Andrew Levy, Uber
Researching and defining an Employer Value Proposition (EVP) is one of the most important undertakings an organization can do. After all, EVP is how your employees feel about work and how candidates evaluate you as a potential employer. When done right, a good EVP helps you effectively, efficiently recruit and retain the best talent for your specific culture. Without EVP, your recruiters and employees may not be telling a consistent, truthful story about work.
For most organizations, EVP is a terrifying task -- it requires a significant investment of time and money -- often paid to a consulting firm. I'm here to tell you a different story of constructing an EVP. At Uber, we turned this process on it's head and decided to build EVP quickly and lightly, for free, in house, using tons of data points. Here's how we did it...
Session highlights:
-You and your recruitment team are likely telling/selling the wrong story to candidates about your company without even knowing it. Years of reporting structures, cascading goals, and executive speeches have conditioned us to repeat messaging form the top even if it doesn't match the reality in the ranks.

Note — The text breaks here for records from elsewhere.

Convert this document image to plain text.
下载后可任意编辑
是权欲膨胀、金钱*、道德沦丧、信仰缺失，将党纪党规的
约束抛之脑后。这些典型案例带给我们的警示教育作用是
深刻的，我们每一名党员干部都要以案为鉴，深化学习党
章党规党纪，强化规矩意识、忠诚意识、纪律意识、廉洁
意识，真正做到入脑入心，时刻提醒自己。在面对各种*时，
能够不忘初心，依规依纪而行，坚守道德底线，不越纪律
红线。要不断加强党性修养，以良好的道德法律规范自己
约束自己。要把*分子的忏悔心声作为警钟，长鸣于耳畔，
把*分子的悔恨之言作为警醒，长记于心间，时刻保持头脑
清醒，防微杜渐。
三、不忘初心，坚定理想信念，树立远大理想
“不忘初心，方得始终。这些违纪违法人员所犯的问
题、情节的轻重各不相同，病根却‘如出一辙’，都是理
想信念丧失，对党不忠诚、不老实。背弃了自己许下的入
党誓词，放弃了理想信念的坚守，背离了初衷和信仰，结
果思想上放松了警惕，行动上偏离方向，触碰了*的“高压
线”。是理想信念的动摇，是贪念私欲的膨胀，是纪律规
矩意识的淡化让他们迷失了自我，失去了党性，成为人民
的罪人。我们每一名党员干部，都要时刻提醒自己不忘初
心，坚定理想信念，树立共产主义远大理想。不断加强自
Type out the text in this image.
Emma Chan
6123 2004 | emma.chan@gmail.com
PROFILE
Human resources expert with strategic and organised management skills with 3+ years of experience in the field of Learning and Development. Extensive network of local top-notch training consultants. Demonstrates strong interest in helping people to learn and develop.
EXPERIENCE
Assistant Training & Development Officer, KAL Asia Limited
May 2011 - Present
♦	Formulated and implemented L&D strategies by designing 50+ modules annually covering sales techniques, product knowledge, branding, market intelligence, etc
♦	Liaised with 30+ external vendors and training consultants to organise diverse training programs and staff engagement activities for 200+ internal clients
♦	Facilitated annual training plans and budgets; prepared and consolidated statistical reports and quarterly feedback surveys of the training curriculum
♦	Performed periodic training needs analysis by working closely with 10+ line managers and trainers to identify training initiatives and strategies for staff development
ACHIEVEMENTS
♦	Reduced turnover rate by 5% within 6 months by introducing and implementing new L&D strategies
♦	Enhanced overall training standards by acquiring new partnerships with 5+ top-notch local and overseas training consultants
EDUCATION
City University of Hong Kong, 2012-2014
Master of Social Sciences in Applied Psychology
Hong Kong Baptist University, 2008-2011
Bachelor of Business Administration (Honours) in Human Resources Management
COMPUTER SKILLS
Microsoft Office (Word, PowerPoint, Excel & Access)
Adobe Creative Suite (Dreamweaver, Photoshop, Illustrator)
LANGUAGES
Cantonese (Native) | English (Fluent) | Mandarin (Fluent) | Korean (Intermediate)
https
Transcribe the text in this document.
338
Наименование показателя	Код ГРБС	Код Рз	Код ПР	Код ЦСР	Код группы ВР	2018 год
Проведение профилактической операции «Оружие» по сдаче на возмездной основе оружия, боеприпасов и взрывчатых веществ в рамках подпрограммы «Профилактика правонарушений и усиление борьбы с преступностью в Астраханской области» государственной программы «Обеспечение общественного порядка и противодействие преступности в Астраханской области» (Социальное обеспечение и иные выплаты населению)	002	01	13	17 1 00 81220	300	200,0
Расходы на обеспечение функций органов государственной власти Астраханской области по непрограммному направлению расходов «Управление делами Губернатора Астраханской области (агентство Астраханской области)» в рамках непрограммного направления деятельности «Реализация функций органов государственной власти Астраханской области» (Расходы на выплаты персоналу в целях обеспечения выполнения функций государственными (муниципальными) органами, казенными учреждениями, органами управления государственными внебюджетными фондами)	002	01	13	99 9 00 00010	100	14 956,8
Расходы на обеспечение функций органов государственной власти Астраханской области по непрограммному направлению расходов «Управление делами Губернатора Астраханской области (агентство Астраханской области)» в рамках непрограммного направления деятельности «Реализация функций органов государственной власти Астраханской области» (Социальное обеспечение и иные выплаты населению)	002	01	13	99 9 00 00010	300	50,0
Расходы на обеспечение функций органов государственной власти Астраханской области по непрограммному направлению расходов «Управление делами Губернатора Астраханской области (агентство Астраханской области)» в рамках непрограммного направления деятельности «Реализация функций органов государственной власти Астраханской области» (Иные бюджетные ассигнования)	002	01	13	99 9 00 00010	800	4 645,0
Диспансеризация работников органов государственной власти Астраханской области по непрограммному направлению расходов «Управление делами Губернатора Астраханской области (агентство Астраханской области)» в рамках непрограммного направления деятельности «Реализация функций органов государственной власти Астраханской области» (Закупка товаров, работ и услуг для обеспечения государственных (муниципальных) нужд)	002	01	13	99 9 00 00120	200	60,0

-Brand definition work does not require monetary investment by the part of HR, recruiting, or brand marketing. An EVP can be researched, defined, and disseminated using completely free tools.
-The success of your EVP project can be measured out in the marketplace with candidates and internally with your employees. Doing the work to understand EVP has much broader implications outside of recruiting and can help illuminate the most impactful HR programming your organization should tackle.